La sinistra è noiosa
Essere di sinistra significa avere poco senso dell’umorismo? Forse. Ma non è sempre stato così. Si può divertire e raccontare storie da un’angolatura ideologica precisa. È un compito necessario.

Dire i nomi
I cattivi, nei documentari, sono sempre sullo sfondo. Si dice, non si dice, si sottintende. Perché? Se si hanno cose da dire e responsabili da nominare, vanno nominati: aziende, persone, dinastie. Che problema c’è? Le persone capiscono meglio.

Il tocco personale
Non significa apparire nel film. Ma dargli una voce personale, con riflessioni e pensieri propri, anche ingenui. Il pubblico apprezza.

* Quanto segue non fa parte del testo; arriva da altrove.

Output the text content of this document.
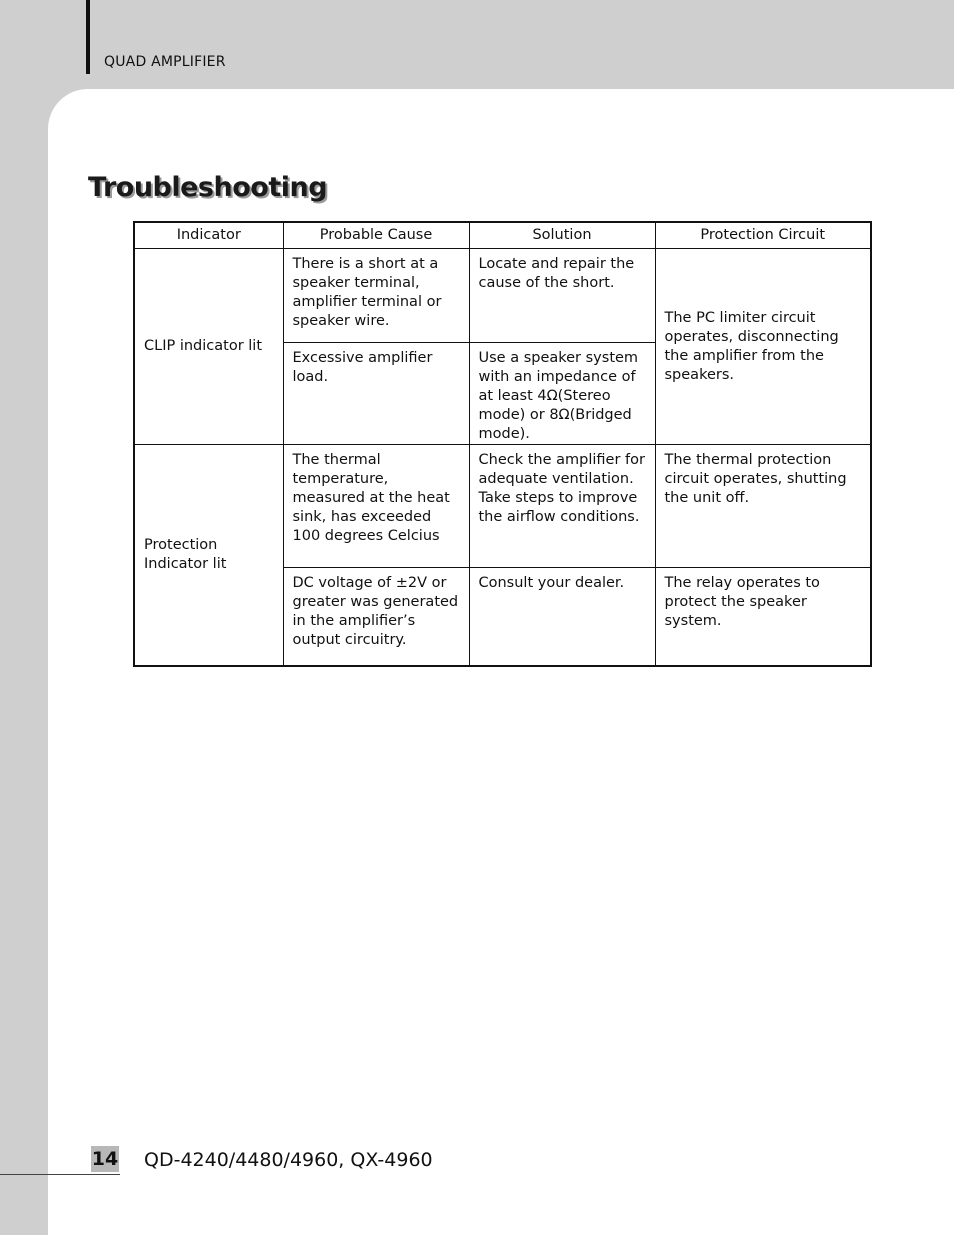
QUAD AMPLIFIER
Troubleshooting
Indicator	Probable Cause	Solution	Protection Circuit
CLIP indicator lit	There is a short at a speaker terminal, amplifier terminal or speaker wire.	Locate and repair the cause of the short.	The PC limiter circuit operates, disconnecting the amplifier from the speakers.
	Excessive amplifier load.	Use a speaker system with an impedance of at least 4Ω(Stereo mode) or 8Ω(Bridged mode).	
Protection Indicator lit	The thermal temperature, measured at the heat sink, has exceeded 100 degrees Celcius	Check the amplifier for adequate ventilation. Take steps to improve the airflow conditions.	The thermal protection circuit operates, shutting the unit off.
	DC voltage of ±2V or greater was generated in the amplifier’s output circuitry.	Consult your dealer.	The relay operates to protect the speaker system.
14 QD-4240/4480/4960, QX-4960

Mostra le telecamere degli altri
È fondamentale spiegare al pubblico come e perché i media mainstream non parlano di quello che c’è nel documentario. Quali sono gli interessi, le timidezze degli altri? Scoprili e mettili in luce. Il pubblico ne sarà grato.

Inquadra sempre le persone che nn sono d’accordo
Un coro di assenso che ripete sempre le stesse cose non va da nessuna parte. Si impara molto di più inquadrando le persone che non sono dalla stessa parte, che raccontano e spiegano come vanno le cose. E, nel più dei casi, rivelano informazioni e particolari importanti.

Meno è meglio
È una vecchia regola giornalistica. Taglia, taglia. Rendi tutto più breve. Meno parole, meno scene, meno tutto.

Il suono conta più dell’immagine
Vale nei film, vale nei documentari. Non si può fare un buon film/documentario senza una colonna sonora intelligente. Per questo si deve investire molto anche lì.